For exported family constructors, add roxygen documentation and
examples. If the family changes the user-facing learning path, add or
update a vignette and make sure _pkgdown.yml exposes it in
the right section.
Close with an after-task audit
Before merging or pushing a family change, use the after-task audit. The minimum closure record should answer:
- What model is now implemented?
- Which equations define the likelihood?
- Which R syntax is supported?
- Which unsupported neighbouring syntax is rejected?

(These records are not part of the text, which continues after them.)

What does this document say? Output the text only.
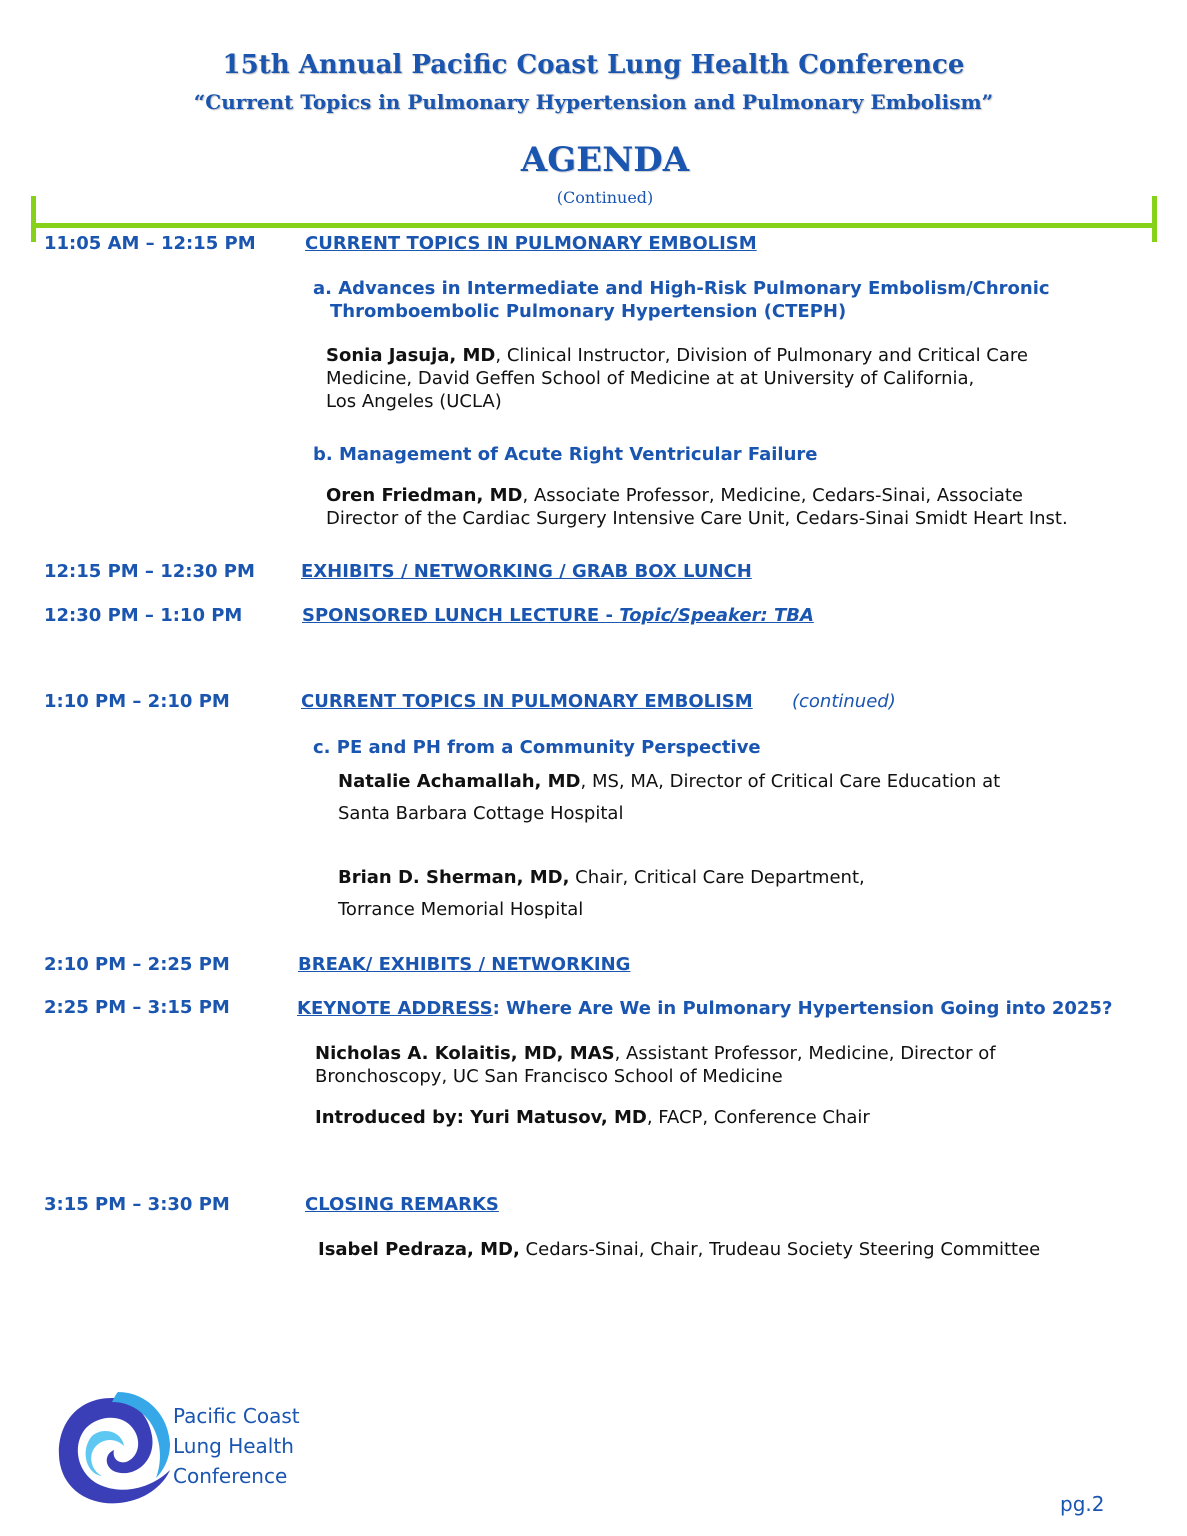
15th Annual Pacific Coast Lung Health Conference
“Current Topics in Pulmonary Hypertension and Pulmonary Embolism”
AGENDA
(Continued)
11:05 AM – 12:15 PM	CURRENT TOPICS IN PULMONARY EMBOLISM
a. Advances in Intermediate and High-Risk Pulmonary Embolism/Chronic
Thromboembolic Pulmonary Hypertension (CTEPH)
Sonia Jasuja, MD, Clinical Instructor, Division of Pulmonary and Critical Care
Medicine, David Geffen School of Medicine at at University of California,
Los Angeles (UCLA)
b. Management of Acute Right Ventricular Failure
Oren Friedman, MD, Associate Professor, Medicine, Cedars-Sinai, Associate
Director of the Cardiac Surgery Intensive Care Unit, Cedars-Sinai Smidt Heart Inst.
12:15 PM – 12:30 PM	EXHIBITS / NETWORKING / GRAB BOX LUNCH
12:30 PM – 1:10 PM	SPONSORED LUNCH LECTURE - Topic/Speaker: TBA
1:10 PM – 2:10 PM	CURRENT TOPICS IN PULMONARY EMBOLISM (continued)
c. PE and PH from a Community Perspective
Natalie Achamallah, MD, MS, MA, Director of Critical Care Education at
Santa Barbara Cottage Hospital
Brian D. Sherman, MD, Chair, Critical Care Department,
Torrance Memorial Hospital
2:10 PM – 2:25 PM	BREAK/ EXHIBITS / NETWORKING
2:25 PM – 3:15 PM	KEYNOTE ADDRESS: Where Are We in Pulmonary Hypertension Going into 2025?
Nicholas A. Kolaitis, MD, MAS, Assistant Professor, Medicine, Director of
Bronchoscopy, UC San Francisco School of Medicine
Introduced by: Yuri Matusov, MD, FACP, Conference Chair
3:15 PM – 3:30 PM	CLOSING REMARKS
Isabel Pedraza, MD, Cedars-Sinai, Chair, Trudeau Society Steering Committee
Pacific Coast
Lung Health
Conference
pg.2
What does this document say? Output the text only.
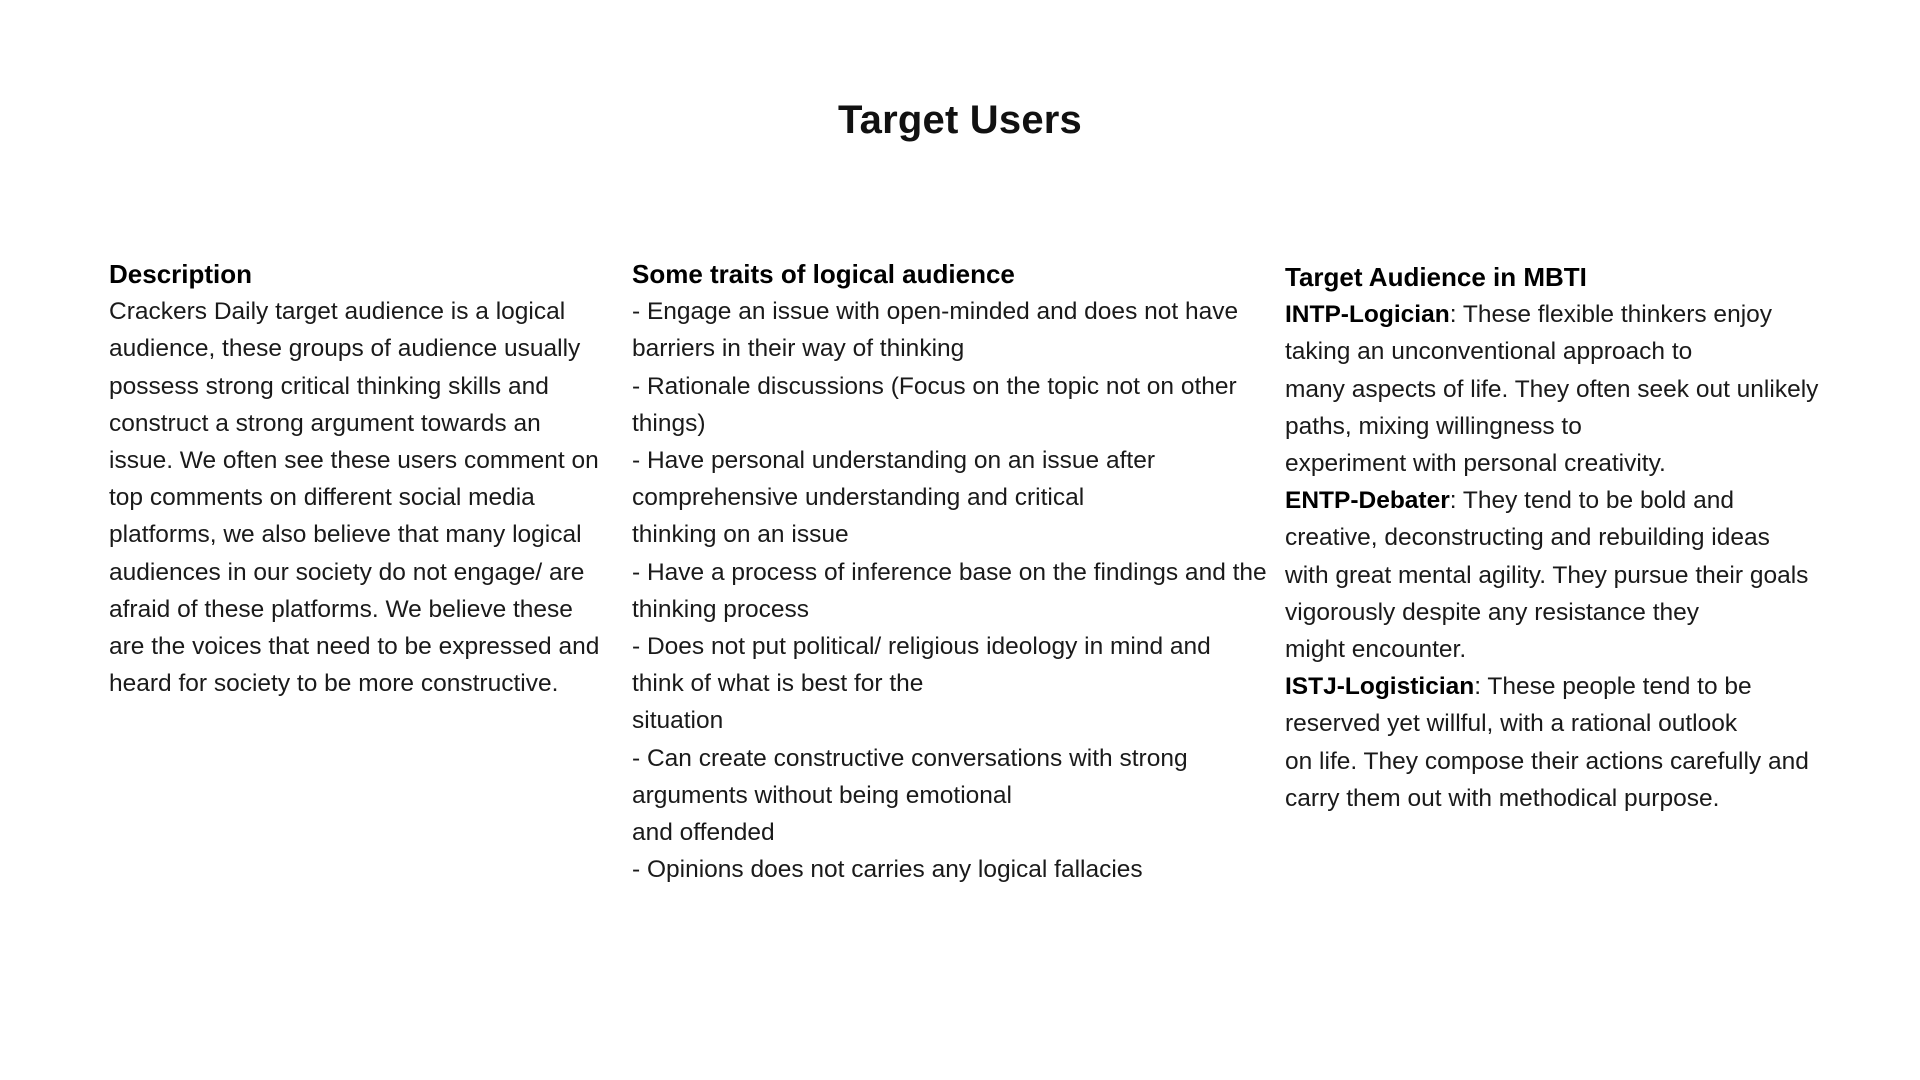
Target Users
Description
Crackers Daily target audience is a logical
audience, these groups of audience usually
possess strong critical thinking skills and
construct a strong argument towards an
issue. We often see these users comment on
top comments on different social media
platforms, we also believe that many logical
audiences in our society do not engage/ are
afraid of these platforms. We believe these
are the voices that need to be expressed and
heard for society to be more constructive.
Some traits of logical audience
- Engage an issue with open-minded and does not have
barriers in their way of thinking
- Rationale discussions (Focus on the topic not on other
things)
- Have personal understanding on an issue after
comprehensive understanding and critical
thinking on an issue
- Have a process of inference base on the findings and the
thinking process
- Does not put political/ religious ideology in mind and
think of what is best for the
situation
- Can create constructive conversations with strong
arguments without being emotional
and offended
- Opinions does not carries any logical fallacies
Target Audience in MBTI
INTP-Logician: These flexible thinkers enjoy
taking an unconventional approach to
many aspects of life. They often seek out unlikely
paths, mixing willingness to
experiment with personal creativity.
ENTP-Debater: They tend to be bold and
creative, deconstructing and rebuilding ideas
with great mental agility. They pursue their goals
vigorously despite any resistance they
might encounter.
ISTJ-Logistician: These people tend to be
reserved yet willful, with a rational outlook
on life. They compose their actions carefully and
carry them out with methodical purpose.
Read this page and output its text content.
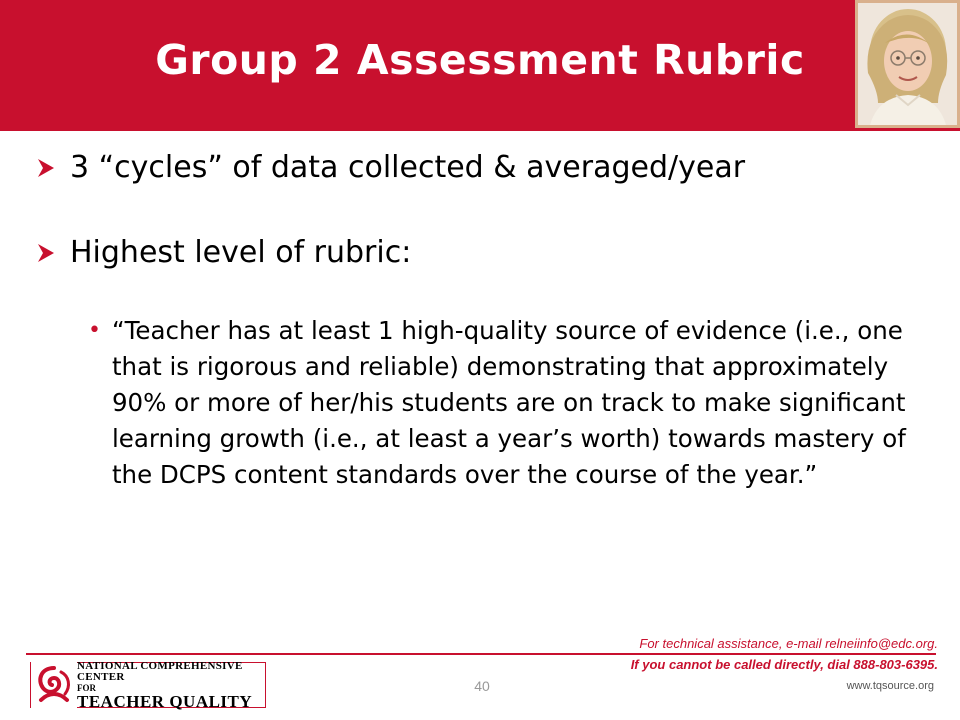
Group 2 Assessment Rubric
3 “cycles” of data collected & averaged/year
Highest level of rubric:
• “Teacher has at least 1 high-quality source of evidence (i.e., one that is rigorous and reliable) demonstrating that approximately 90% or more of her/his students are on track to make significant learning growth (i.e., at least a year’s worth) towards mastery of the DCPS content standards over the course of the year.”
For technical assistance, e-mail relneiinfo@edc.org.
If you cannot be called directly, dial 888-803-6395.
NATIONAL COMPREHENSIVE CENTER
FOR
TEACHER QUALITY
40	www.tqsource.org
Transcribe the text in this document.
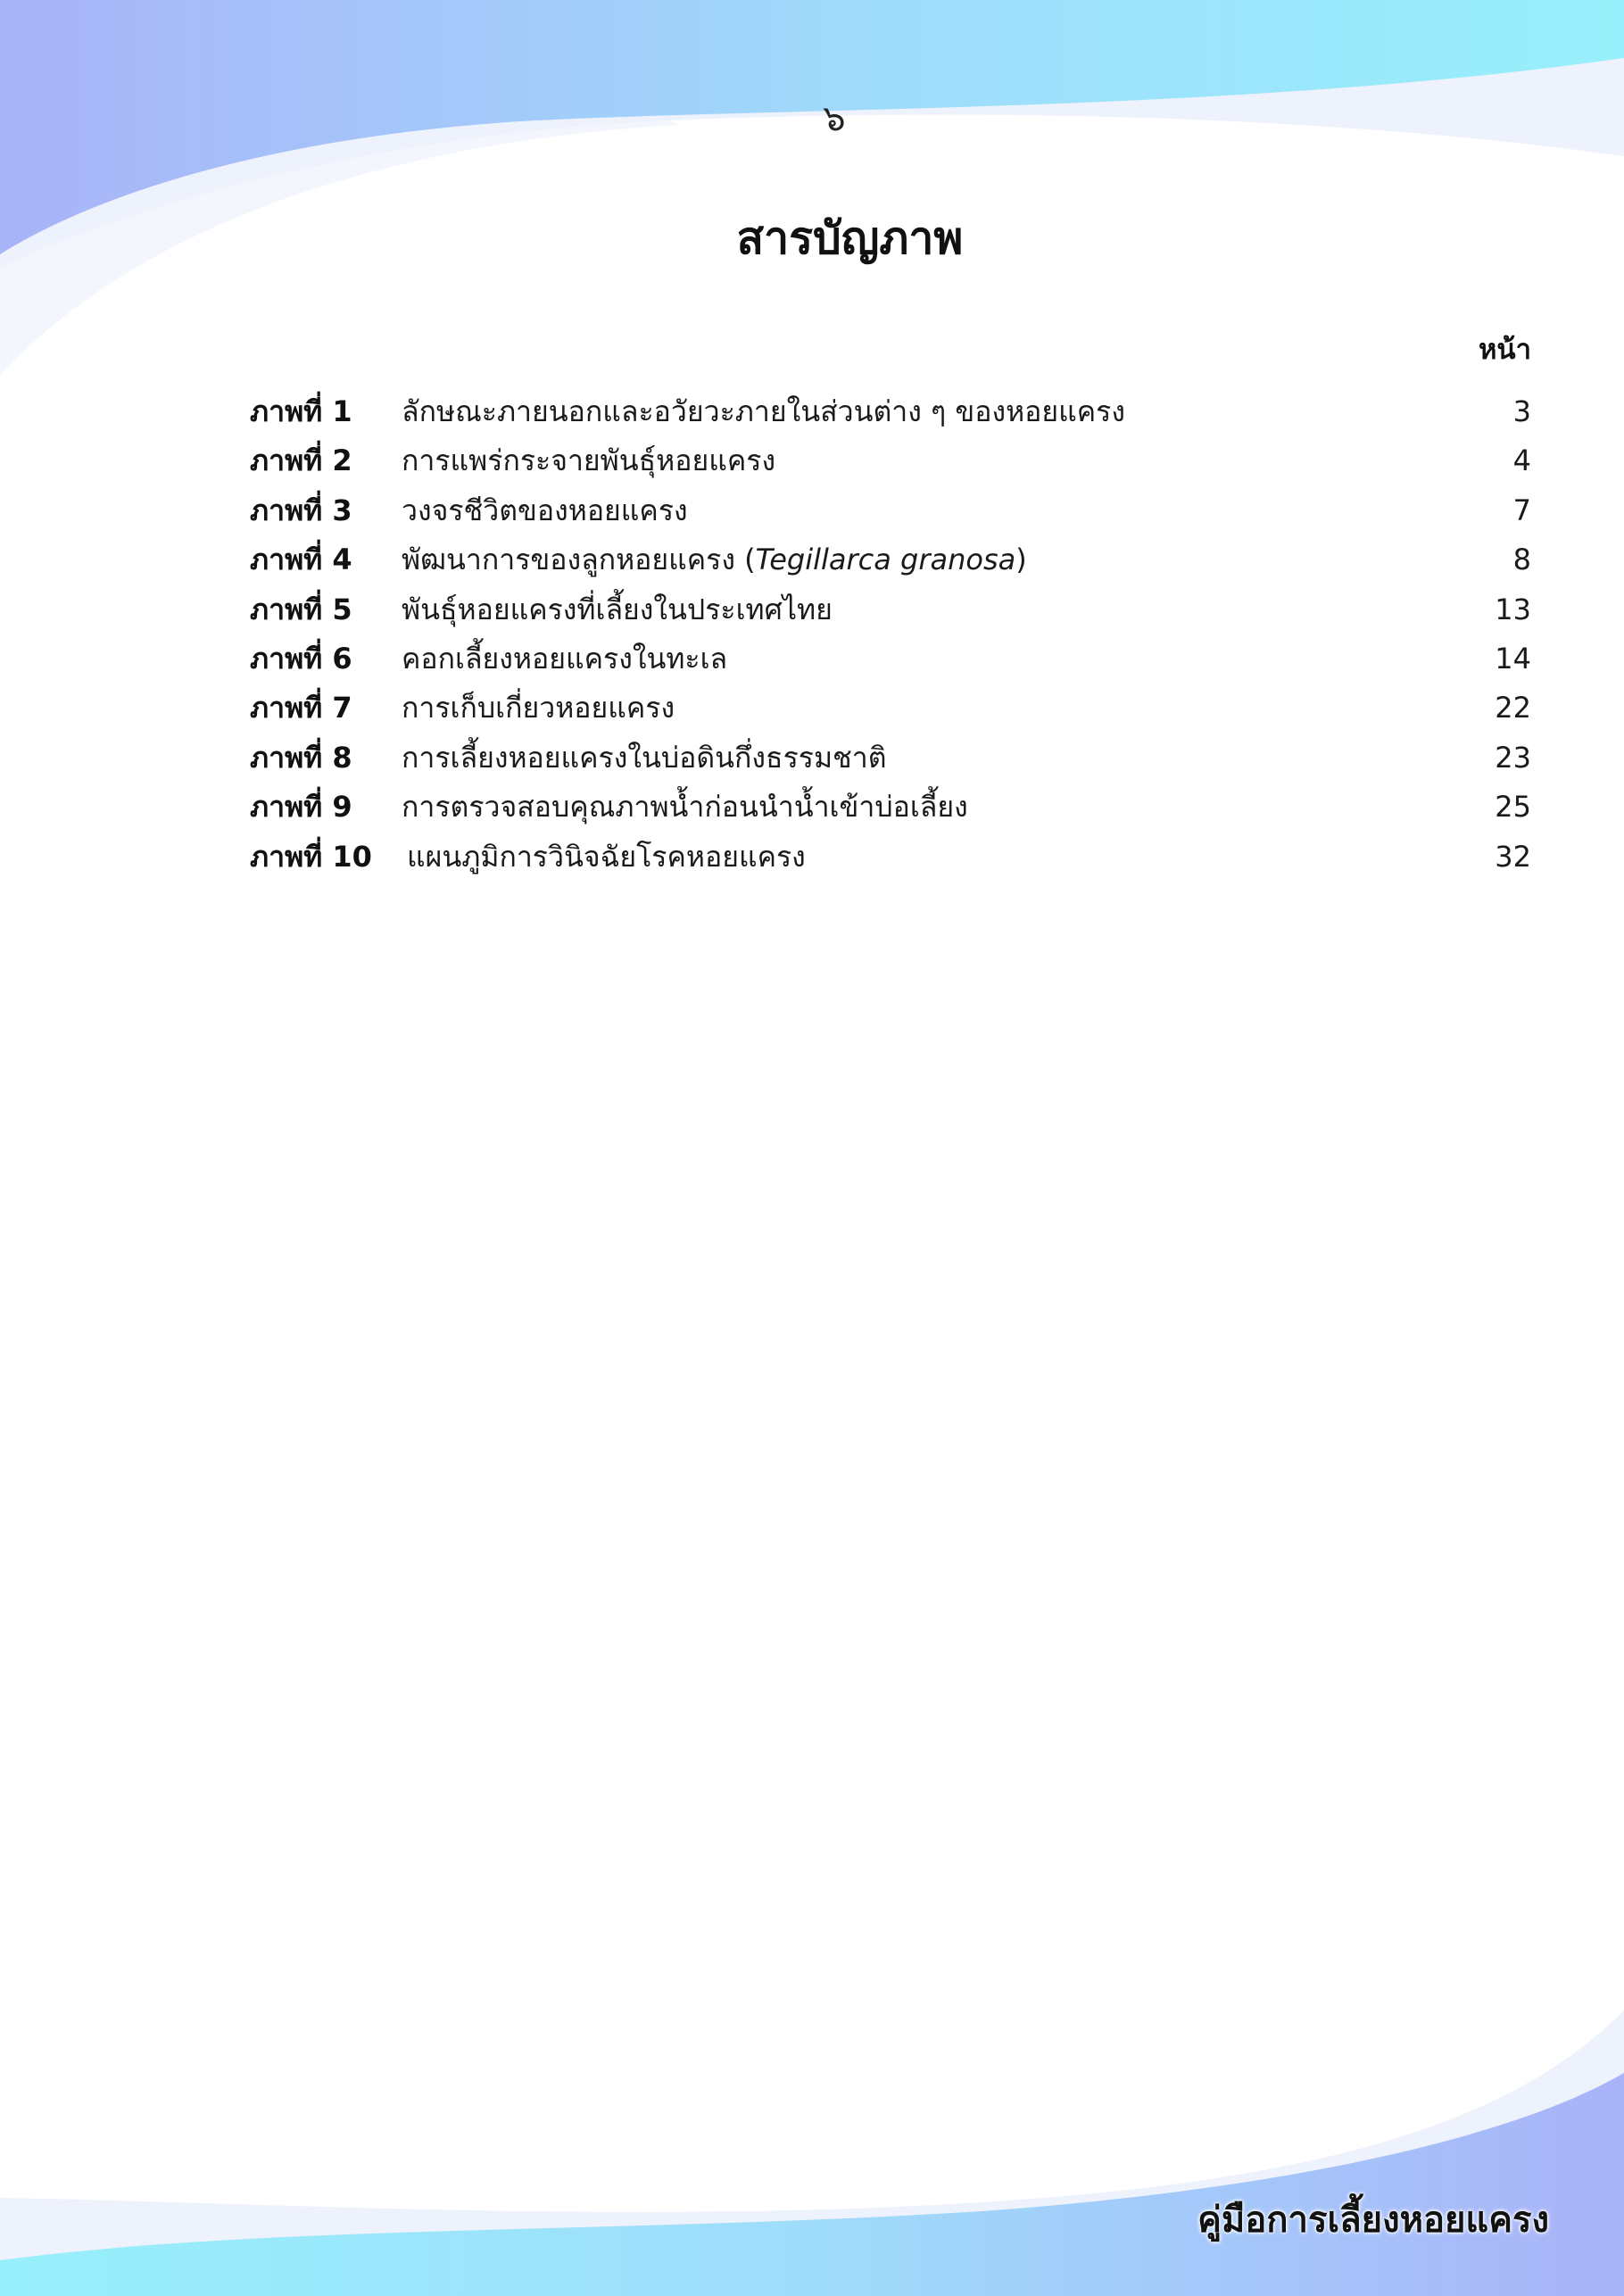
๖
สารบัญภาพ
หน้า
ภาพที่ 1 ลักษณะภายนอกและอวัยวะภายในส่วนต่าง ๆ ของหอยแครง	3
ภาพที่ 2 การแพร่กระจายพันธุ์หอยแครง	4
ภาพที่ 3 วงจรชีวิตของหอยแครง	7
ภาพที่ 4 พัฒนาการของลูกหอยแครง (Tegillarca granosa)	8
ภาพที่ 5 พันธุ์หอยแครงที่เลี้ยงในประเทศไทย	13
ภาพที่ 6 คอกเลี้ยงหอยแครงในทะเล	14
ภาพที่ 7 การเก็บเกี่ยวหอยแครง	22
ภาพที่ 8 การเลี้ยงหอยแครงในบ่อดินกึ่งธรรมชาติ	23
ภาพที่ 9 การตรวจสอบคุณภาพน้ำก่อนนำน้ำเข้าบ่อเลี้ยง	25
ภาพที่ 10 แผนภูมิการวินิจฉัยโรคหอยแครง	32
คู่มือการเลี้ยงหอยแครง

- Which simulation, comparator, or independent likelihood checks passed?
- Did
devtools::document(),devtools::test(),pkgdown::check_pkgdown(),pkgdown::build_site(), anddevtools::check()pass? - Which docs, roadmap entries, NEWS bullets, and known-limitations notes were synchronized?
- What did not go smoothly?
Write the answer in docs/dev-log/check-log.md and in a
compact after-task file under docs/dev-log/after-task/.
The goal is not bureaucracy. It is how drmTMB avoids the
usual modelling package failure mode: code, equations, examples, and
tests drifting apart while the public API still looks confident.